= 8th Parliament of Solomon Islands =

The 8th Parliament of Solomon Islands, determined by the 2006 general election, was the National Parliament of Solomon Islands from 2006 to 2010. It was preceded by the seventh and followed by the ninth.

The 8th Parliament consisted in 50 representatives, elected from 50 single-seat constituencies.

==Party standings==
The various parties had the following number of seats.

|  | Party | Seats |
|  | Association of Independent Members of Parliament | 7 |
|  | Democratic Party | 5 |
|  | Liberal Party | 3 |
|  | National Party | 4 |
|  | Party for Rural Advancement | 5 |
|  | People's Alliance Party | 8 |
|  | Social Credit Party | 3 |
|  | Independents | 12 |
|  | Speaker | 1 |

==Members==
The following were the 50 members of the National Parliament.
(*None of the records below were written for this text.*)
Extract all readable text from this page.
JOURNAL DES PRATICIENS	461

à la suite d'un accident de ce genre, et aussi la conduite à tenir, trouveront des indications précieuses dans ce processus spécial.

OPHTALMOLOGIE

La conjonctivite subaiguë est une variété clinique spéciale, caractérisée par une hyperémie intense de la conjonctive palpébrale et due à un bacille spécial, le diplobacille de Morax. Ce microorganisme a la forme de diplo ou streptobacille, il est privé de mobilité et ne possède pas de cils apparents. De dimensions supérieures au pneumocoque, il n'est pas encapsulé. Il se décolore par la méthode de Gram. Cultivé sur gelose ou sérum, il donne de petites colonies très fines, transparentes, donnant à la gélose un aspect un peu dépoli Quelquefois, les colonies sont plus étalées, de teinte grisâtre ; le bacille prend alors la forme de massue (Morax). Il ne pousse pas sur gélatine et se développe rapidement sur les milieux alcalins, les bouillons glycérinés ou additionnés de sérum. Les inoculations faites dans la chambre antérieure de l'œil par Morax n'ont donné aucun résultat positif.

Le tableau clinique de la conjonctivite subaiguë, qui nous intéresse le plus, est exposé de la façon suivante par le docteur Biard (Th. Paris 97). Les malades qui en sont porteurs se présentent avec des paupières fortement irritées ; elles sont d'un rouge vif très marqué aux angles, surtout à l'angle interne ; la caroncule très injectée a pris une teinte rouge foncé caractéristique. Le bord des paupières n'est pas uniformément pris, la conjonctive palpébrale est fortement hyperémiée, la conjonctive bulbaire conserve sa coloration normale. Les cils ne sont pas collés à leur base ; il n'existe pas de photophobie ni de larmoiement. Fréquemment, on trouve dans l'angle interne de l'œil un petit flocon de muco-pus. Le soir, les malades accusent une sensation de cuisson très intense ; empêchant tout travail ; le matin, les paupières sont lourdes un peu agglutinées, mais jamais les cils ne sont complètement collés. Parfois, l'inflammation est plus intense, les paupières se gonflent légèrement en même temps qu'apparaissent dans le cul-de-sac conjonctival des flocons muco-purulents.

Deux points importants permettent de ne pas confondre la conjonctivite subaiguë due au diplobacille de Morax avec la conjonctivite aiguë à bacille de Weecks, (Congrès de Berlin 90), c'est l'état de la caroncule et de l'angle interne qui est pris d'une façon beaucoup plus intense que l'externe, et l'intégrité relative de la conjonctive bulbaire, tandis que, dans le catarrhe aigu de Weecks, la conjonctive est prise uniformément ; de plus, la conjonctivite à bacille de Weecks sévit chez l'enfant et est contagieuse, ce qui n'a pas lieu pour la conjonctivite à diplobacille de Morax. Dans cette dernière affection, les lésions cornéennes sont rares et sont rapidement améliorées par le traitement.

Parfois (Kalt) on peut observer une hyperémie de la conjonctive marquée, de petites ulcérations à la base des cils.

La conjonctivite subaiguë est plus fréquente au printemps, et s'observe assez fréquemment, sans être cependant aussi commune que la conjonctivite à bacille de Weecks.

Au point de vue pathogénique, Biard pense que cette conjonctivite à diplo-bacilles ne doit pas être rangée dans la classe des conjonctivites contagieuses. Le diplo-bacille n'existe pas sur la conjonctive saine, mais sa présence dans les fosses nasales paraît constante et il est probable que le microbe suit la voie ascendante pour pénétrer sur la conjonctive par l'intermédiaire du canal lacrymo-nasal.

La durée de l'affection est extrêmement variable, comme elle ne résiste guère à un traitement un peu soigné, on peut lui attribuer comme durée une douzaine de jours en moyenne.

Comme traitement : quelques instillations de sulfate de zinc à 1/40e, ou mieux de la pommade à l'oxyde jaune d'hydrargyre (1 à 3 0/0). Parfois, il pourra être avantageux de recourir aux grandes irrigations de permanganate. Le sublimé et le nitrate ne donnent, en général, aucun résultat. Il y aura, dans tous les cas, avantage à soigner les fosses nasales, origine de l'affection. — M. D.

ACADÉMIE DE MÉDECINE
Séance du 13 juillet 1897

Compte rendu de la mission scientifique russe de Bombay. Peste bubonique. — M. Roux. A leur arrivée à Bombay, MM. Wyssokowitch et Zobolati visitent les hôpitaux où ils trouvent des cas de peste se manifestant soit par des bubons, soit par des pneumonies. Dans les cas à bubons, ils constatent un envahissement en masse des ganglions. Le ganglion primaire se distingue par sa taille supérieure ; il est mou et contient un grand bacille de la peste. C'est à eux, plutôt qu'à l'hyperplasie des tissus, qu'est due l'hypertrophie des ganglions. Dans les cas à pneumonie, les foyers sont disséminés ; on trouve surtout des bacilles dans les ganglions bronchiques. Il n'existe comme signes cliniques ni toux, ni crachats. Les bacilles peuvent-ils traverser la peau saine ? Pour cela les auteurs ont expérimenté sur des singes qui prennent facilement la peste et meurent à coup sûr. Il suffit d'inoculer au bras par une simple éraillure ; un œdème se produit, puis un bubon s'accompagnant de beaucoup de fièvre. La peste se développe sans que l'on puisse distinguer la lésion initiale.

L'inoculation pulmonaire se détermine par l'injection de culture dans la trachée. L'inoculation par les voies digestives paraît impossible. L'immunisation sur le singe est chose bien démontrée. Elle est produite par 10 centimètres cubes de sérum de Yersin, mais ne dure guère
|  | MP | Party | Constituency |
|  | Steve William Abana | Democratic | Fataleka |
|  | Leslie Boseto | National | South Choiseul |
|  | Peter Boyers | AIMP | West New Georgia – Vona Vona |
|  | Laurie Chan | People's Alliance | West Guadalcanal |
|  | Walter Folotalu | ? | Lau Mbaelelea |
|  | Fred Fono | People's Alliance | Central Kwara'ae |
|  | Bernard Ghiro | AIMP | Central Makira |
|  | Seth Gukuna | AIMP | Rennel Bellona |
|  | William Ni'i Haomae | Independent | Small Malaita |
|  | Francis Billy Hilly | National | Rannogga-Simbo |
|  | Edward Huni'ehu | AIMP | East Are'Are |
|  | Sam Iduri | Democratic | West Kwara'ae |
|  | Toswel Kaua | Rural Advancement | Baegu-Asifola |
|  | Allan Kemakeza | People's Alliance | Savo-Russels |
|  | Mark Roboliu Kemakeza | Liberal | Gela |
|  | Clement Kengava | People's Alliance | Northwest Choiseul |
|  | Johnson Koli | People's Alliance | East Guadalcanal |
|  | Daniel Enele Kwanairara | AIMP | North Malaita |
|  | Nollen Cornelius Leni | National | East Central Guadalcanal |
|  | Gordon Darcy Lilo | Rural Advancement | Gizo-Kolombangara |
|  | Dr. Derek Sikua | Liberal | North East Guadalcanal |
|  | Japhet Waipora | Liberal | West Makira |

==Changes in membership==
The following MPs obtained their seats through by-elections during the term of the 8th Parliament.

- Walter Folotalu was elected MP for Lau Mbaelelea in a by-election on 23 September 2008.
- Manasseh Maelanga was elected MP for East Malaita in a by-election on 27 March 2008.
- Silas Milikada was elected MP for East Honiara in a by-election on 23 September 2008.
- Matthew Cooper Wale was elected MP for Aoke-Langalanga in a by-election on 27 March 2008.
- Peter Shanel Agovaka was re-elected MP for Central Guadalcanal in a by-election on 6 May 2009.
- Allan Kemakeza was re-elected MP for Savo and Russells in a by-election on 29 October 2009. However, in February 2010, the High Court ruled that Allan Kemakeza was ineligible to stand in the by-election and the seat then remained vacant for the remainder of the term of the 8th Parliament.